I can only conclude that HYSTERICAL WOMAN knew no science and also had never looked a bird of prey, parrot, or cockatoo in the eye.

*I saw a video.

12bam2001
Edited: Sep 29, 2025, 12:39 pm

>1 Bookmarque: Dinos draggin' their tails used to be standard in old paleoart: I guess the artist hadn't kept up with the times.

https://www.christies.com/img/LotImages/2012/NYR/2012_NYR_02603_0089_000(charles...

@GSSex-noob: was the woman a creationist?

13GSSex-noob
Sep 29, 2025, 6:28 pm

>12 bam2001: She wasn't, AFAIK; just had a fixation on chickens. My actual friend liked that her chickens were relict dinosaurs.

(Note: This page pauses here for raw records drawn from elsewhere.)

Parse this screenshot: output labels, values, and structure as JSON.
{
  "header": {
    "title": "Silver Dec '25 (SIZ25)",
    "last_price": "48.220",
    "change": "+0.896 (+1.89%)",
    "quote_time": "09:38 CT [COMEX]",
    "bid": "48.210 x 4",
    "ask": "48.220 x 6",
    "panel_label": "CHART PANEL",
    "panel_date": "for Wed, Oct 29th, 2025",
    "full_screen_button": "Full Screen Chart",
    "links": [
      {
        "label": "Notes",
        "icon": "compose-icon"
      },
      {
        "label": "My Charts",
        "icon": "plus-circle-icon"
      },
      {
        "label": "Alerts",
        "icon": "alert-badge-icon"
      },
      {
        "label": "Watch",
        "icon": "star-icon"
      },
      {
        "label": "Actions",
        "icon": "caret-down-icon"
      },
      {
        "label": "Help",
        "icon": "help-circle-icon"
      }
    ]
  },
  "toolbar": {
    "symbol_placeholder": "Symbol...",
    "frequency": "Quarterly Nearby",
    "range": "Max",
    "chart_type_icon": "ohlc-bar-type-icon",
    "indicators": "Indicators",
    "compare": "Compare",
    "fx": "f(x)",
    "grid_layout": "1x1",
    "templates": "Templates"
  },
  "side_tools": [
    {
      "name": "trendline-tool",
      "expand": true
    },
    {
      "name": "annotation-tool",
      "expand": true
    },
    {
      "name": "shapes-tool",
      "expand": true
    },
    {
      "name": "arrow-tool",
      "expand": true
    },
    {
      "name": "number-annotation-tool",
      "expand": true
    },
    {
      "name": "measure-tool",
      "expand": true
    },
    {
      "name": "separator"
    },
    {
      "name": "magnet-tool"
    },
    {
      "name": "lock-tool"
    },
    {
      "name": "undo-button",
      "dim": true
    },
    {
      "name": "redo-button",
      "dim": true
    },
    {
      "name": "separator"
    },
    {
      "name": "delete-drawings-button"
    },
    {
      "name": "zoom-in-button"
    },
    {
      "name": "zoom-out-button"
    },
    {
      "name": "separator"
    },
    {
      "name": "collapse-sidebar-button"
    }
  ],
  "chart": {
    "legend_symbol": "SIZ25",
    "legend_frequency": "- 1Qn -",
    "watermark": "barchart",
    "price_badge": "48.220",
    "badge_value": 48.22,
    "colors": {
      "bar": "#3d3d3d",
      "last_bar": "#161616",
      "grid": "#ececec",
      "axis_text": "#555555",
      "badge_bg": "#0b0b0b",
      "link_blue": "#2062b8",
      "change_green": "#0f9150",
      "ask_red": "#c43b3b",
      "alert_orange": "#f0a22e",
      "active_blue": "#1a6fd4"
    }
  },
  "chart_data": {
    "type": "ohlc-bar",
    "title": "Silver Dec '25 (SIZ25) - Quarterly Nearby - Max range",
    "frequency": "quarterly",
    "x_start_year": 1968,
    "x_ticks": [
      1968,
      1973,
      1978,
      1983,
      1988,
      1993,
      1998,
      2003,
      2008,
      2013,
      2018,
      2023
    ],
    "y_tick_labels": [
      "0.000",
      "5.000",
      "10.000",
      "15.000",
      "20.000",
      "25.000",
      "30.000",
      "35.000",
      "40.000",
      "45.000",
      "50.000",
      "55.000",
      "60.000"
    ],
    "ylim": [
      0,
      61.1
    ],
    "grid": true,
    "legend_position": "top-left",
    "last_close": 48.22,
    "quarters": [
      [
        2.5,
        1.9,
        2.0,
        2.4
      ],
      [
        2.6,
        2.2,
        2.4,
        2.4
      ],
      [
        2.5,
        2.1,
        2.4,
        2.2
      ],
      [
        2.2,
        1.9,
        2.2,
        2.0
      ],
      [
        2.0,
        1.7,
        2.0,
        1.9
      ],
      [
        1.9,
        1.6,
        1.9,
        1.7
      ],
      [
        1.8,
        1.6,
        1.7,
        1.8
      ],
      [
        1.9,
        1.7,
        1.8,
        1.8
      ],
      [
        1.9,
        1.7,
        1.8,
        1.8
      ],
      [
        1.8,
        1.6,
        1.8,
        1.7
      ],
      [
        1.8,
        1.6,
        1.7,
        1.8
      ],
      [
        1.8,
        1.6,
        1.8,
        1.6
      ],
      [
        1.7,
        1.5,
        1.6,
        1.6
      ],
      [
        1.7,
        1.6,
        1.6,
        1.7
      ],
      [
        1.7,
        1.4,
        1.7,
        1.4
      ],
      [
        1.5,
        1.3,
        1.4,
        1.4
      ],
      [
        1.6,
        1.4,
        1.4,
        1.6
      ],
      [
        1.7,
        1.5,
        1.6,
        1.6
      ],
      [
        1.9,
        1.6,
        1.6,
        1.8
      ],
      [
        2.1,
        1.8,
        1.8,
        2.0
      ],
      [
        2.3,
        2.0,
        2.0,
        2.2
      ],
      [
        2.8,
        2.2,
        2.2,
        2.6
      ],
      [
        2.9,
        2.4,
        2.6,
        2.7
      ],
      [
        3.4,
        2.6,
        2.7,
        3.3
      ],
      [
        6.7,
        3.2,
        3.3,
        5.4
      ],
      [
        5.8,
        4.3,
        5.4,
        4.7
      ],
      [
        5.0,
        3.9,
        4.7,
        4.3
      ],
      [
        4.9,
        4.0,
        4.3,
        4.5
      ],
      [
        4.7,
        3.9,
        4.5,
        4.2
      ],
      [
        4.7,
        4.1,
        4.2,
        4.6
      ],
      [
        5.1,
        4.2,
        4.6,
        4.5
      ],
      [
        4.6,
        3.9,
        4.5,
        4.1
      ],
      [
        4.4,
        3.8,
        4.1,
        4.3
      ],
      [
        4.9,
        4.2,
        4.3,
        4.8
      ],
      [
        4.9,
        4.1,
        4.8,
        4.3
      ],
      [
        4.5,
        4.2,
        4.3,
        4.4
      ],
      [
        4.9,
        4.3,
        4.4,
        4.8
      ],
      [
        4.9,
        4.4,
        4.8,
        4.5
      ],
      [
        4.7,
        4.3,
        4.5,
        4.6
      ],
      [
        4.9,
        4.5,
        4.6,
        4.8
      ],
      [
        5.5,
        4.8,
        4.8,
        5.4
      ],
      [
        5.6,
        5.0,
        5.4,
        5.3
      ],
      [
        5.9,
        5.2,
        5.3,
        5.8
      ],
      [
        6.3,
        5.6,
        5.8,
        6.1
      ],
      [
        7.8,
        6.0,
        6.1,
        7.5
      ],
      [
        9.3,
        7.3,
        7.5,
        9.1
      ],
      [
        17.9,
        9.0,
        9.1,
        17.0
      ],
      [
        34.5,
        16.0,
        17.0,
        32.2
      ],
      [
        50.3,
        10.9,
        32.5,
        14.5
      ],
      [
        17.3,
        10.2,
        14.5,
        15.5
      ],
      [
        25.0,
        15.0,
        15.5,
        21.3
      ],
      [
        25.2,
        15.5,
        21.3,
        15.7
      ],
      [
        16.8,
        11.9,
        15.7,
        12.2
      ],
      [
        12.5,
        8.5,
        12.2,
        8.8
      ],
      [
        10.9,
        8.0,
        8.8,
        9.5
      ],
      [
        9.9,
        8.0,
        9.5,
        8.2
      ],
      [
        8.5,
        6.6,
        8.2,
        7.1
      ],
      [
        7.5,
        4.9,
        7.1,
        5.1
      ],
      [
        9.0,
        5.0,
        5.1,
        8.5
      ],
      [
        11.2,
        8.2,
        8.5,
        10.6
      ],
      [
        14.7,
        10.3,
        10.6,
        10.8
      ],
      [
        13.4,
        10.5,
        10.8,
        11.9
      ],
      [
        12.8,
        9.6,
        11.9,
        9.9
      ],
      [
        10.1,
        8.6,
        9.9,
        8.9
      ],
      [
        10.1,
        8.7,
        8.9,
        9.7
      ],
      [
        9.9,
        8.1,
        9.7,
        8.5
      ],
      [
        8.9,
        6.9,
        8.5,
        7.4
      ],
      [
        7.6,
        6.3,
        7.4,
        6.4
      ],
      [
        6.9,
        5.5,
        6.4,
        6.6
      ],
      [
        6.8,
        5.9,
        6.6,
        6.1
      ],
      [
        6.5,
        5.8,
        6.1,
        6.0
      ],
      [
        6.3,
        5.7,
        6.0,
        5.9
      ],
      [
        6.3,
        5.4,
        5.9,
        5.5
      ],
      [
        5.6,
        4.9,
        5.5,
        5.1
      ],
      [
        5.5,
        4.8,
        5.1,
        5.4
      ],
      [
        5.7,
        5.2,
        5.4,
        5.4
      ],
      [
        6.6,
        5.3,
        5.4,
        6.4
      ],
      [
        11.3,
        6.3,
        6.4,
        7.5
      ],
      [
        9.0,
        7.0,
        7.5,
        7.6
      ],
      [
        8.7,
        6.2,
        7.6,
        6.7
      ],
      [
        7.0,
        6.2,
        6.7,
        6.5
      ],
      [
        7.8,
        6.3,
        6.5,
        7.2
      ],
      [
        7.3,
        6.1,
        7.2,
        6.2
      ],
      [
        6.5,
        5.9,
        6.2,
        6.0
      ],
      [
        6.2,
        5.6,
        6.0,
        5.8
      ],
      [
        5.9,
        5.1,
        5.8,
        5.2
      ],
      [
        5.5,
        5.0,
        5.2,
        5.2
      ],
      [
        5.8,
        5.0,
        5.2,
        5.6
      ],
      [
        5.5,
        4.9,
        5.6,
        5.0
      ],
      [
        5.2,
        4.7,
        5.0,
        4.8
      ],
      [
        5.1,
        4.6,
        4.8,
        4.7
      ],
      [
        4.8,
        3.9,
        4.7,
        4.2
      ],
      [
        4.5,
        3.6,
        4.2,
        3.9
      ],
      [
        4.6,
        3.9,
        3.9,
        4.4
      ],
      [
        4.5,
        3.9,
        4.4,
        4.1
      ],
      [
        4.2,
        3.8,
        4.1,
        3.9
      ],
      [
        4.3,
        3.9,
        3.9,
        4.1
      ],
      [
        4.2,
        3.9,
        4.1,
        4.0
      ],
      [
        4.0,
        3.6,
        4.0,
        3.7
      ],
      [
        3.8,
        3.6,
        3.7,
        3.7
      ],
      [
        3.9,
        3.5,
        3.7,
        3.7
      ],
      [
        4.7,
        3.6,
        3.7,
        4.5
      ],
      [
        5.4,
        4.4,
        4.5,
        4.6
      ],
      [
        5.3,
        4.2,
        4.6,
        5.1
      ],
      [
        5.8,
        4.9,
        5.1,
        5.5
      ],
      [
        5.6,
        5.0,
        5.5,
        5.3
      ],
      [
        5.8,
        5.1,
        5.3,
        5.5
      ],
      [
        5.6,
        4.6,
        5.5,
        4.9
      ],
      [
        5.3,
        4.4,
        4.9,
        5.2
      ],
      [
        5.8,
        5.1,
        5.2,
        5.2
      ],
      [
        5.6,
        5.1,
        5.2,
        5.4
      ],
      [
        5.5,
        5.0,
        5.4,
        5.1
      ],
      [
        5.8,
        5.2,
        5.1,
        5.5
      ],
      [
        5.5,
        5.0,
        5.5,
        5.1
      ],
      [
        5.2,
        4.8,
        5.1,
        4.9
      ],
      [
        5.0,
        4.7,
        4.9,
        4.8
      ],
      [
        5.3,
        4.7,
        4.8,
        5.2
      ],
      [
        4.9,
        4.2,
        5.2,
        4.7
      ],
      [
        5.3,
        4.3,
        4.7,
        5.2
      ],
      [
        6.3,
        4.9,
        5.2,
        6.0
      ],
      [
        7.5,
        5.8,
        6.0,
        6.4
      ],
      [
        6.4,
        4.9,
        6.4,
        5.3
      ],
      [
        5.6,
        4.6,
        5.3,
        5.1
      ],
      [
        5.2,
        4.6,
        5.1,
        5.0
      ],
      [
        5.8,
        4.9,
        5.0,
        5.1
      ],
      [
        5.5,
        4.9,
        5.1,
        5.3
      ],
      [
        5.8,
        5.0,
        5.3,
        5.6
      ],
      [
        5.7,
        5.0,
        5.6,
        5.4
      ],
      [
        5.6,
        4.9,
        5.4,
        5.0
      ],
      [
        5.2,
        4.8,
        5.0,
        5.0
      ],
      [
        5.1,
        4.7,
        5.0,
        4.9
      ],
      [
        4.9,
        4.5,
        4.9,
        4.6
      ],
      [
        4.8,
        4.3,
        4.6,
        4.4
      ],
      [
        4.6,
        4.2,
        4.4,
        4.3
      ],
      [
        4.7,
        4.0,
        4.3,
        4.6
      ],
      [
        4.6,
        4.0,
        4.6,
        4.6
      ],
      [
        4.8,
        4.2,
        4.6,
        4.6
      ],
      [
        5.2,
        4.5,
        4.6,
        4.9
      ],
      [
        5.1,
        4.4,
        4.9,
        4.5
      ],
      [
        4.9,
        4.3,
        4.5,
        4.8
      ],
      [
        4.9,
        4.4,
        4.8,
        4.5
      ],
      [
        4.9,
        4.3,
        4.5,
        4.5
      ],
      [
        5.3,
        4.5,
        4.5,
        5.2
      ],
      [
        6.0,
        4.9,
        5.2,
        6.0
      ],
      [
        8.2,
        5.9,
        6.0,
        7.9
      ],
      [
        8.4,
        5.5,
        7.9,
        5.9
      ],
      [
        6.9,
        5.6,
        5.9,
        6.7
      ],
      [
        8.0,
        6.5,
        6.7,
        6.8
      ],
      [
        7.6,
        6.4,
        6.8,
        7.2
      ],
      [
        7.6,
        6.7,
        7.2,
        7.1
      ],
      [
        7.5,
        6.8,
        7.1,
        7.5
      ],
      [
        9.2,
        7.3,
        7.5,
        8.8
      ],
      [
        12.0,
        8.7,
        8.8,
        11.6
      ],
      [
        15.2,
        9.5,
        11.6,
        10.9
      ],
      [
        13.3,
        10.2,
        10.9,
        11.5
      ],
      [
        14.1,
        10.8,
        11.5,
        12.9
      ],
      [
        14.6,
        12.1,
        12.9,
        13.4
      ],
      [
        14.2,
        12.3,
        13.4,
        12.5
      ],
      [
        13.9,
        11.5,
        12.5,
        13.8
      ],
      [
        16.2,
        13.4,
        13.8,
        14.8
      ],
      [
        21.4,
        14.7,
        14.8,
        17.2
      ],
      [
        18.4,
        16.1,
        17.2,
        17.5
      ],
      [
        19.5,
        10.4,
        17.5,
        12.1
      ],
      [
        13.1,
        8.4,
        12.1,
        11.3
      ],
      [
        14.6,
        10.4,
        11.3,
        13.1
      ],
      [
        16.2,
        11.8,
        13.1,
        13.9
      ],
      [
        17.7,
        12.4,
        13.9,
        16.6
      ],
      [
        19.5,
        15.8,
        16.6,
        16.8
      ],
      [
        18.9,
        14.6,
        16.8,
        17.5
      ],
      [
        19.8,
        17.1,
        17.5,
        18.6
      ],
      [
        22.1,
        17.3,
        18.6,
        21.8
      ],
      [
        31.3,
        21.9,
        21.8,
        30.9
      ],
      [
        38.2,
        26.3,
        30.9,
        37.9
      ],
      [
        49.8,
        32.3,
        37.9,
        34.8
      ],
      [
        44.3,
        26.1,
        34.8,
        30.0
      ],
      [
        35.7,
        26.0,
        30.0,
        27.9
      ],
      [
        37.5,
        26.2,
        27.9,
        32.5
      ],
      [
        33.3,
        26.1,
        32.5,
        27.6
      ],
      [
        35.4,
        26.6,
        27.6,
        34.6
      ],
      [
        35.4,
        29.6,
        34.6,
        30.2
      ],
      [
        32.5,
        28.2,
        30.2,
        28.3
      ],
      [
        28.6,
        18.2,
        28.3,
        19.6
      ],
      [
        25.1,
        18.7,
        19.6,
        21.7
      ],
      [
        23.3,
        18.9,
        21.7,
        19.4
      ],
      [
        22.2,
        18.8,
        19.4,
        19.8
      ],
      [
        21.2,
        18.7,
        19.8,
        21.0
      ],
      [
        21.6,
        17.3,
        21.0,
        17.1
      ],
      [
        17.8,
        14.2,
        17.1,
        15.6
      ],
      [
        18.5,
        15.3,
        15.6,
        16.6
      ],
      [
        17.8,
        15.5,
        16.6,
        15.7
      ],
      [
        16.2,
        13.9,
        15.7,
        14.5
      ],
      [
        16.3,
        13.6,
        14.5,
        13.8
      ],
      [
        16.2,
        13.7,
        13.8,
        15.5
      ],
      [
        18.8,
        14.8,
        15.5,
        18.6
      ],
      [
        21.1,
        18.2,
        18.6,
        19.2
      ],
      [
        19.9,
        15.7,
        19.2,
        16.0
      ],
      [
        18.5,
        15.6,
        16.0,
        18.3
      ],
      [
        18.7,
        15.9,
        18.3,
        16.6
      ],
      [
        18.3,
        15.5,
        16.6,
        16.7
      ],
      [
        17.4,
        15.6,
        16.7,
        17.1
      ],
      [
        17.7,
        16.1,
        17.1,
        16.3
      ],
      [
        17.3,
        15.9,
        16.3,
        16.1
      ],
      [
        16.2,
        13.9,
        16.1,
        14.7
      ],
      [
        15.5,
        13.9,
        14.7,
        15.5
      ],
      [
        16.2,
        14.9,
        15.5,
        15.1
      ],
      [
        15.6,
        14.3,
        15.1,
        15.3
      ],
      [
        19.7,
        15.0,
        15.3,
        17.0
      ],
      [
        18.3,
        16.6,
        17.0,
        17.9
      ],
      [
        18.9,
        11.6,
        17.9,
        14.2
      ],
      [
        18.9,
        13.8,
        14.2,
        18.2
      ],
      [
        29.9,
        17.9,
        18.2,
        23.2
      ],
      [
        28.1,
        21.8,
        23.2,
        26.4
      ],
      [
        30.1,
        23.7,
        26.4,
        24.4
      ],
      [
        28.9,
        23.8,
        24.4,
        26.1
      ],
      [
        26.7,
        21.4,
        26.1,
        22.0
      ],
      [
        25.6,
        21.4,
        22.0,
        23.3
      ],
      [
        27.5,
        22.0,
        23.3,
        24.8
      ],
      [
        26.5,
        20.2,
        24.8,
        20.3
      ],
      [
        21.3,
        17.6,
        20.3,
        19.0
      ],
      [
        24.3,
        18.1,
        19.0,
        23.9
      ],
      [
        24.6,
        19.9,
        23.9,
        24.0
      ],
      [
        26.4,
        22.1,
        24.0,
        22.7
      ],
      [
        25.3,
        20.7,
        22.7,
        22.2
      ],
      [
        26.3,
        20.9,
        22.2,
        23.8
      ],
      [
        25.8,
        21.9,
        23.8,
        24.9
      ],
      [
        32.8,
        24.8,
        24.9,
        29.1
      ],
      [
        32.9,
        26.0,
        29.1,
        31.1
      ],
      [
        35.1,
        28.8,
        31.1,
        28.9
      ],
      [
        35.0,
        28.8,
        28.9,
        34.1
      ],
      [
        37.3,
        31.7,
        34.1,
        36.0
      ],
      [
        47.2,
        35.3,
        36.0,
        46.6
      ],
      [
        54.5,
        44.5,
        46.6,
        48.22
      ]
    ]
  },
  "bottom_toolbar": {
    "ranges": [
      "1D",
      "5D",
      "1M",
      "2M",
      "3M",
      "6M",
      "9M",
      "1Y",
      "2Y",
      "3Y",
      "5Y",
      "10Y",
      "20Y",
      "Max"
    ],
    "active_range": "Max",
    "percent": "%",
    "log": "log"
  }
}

There's no excuse for the tail dragging for a book cover printed after 1990. Maybe the artist didn't read it or see the movie, and simply went on a description and had only seen 1950s art. Would explain the tail and retro styling. Although the woman's hair could be 60s or 70s.

14RobertDay
Feb 10, 9:28 am

The characters bottom right look as though they have been literally cut-and-pasted into the image. That's as in 'real scissors' cutting and 'real glue' pasting.

15GSSex-noob
Feb 12, 11:48 pm

>14 RobertDay: Dude's head particularly looks that way.